I think that it's important not to over-react to these events. Your child's chances of being shot by a crazy person at school have to be vanishingly small. Yeah, it's scary, and most schools have stupid policies. But I wouldn't send them to a school other than the best educational match due to weapons policies.
This makes a ton of sense. Weapons policy is not going to be a choice factor for anyone but the die-hard 2A or gun advocates. Minor.
But the problem of susceptibility to a Cho/VT-like incident remains.
That is the problem that should concern everyone (students, parents, staff, faculty, BOR, UP, etc.).
The university is clearly and directly responsible for the safety of the people on the campus. I question whether the average university today has an adequate plan to deter and/or prevent Cho/VT incidents.
Universities are simply not being pressed enough to make them have an effective defense/deterence plan. This is astonishing, considering the stakes involved and the actual political and cultural power of the two most important constituencies involved--parents and students.

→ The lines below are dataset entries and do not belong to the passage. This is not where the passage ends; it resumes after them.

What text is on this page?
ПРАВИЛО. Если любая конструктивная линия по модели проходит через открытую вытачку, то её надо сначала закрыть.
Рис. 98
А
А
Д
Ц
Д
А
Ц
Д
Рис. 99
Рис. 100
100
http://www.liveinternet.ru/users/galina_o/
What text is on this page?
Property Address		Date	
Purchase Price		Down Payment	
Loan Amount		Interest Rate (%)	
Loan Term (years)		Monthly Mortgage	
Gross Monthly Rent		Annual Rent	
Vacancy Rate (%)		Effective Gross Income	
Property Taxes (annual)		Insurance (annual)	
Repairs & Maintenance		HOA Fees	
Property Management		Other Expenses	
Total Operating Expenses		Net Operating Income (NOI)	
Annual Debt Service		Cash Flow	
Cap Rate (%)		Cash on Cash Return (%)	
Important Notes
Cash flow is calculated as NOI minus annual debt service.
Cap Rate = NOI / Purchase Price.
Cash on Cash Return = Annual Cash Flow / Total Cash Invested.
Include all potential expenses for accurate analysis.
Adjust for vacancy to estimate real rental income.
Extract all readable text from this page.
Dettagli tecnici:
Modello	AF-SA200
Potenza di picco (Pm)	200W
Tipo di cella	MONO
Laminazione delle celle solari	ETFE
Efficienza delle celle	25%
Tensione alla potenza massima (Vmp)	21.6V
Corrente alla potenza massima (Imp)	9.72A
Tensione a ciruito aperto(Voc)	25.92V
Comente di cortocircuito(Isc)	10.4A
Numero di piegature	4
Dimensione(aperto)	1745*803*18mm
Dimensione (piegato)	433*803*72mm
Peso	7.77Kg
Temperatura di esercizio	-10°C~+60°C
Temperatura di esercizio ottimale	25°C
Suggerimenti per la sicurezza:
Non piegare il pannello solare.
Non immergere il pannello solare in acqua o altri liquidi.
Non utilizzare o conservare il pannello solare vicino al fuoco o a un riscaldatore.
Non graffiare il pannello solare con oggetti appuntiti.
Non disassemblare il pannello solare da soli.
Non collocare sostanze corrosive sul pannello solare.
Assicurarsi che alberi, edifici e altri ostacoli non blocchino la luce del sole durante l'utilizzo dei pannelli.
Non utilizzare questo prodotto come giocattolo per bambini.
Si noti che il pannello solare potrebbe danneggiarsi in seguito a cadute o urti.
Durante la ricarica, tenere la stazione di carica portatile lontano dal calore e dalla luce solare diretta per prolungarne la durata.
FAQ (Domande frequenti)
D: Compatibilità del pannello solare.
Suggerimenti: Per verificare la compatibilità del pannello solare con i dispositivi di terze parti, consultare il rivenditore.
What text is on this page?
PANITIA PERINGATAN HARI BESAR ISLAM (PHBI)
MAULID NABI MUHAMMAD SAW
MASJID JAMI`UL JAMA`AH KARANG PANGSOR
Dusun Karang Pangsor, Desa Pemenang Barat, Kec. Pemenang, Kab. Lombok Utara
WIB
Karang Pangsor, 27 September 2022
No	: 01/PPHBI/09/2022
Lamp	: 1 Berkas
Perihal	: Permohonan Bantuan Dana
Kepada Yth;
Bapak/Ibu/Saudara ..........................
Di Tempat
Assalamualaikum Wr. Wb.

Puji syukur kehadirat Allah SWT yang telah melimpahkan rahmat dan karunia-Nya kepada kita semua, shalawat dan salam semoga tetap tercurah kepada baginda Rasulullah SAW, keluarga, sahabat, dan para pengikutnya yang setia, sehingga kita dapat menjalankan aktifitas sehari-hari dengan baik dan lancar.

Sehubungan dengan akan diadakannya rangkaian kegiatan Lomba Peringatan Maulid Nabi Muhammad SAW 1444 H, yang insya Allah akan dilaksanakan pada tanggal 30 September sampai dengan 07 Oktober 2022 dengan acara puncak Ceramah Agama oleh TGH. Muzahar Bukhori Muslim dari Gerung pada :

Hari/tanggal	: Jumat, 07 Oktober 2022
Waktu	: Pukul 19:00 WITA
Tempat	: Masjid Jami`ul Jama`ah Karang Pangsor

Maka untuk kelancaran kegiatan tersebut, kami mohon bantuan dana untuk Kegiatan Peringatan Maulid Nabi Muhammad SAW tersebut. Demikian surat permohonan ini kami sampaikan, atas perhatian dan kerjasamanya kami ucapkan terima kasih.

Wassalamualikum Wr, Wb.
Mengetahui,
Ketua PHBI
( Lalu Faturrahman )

Seems to me that even if one is now totally in favor of arming students/staff in any manner, to any degree, that they should be pressing the universities to explain and justify their current plans and defenses against a Cho-like attack.
And pressing hard.
Even if the university system will be changed to allow students/staff to be armed (which I doubt), it will take years for that to happen. What about the students' risk NOW? Today?
I see no reason why another Cho-attack can't happen this fall semester. Or a terrorist attack. Universities
always tout a very low safety risk on their campuses. And history does support those kinds of claims. But historical data are neither relevant nor useful for anomalies like Cho.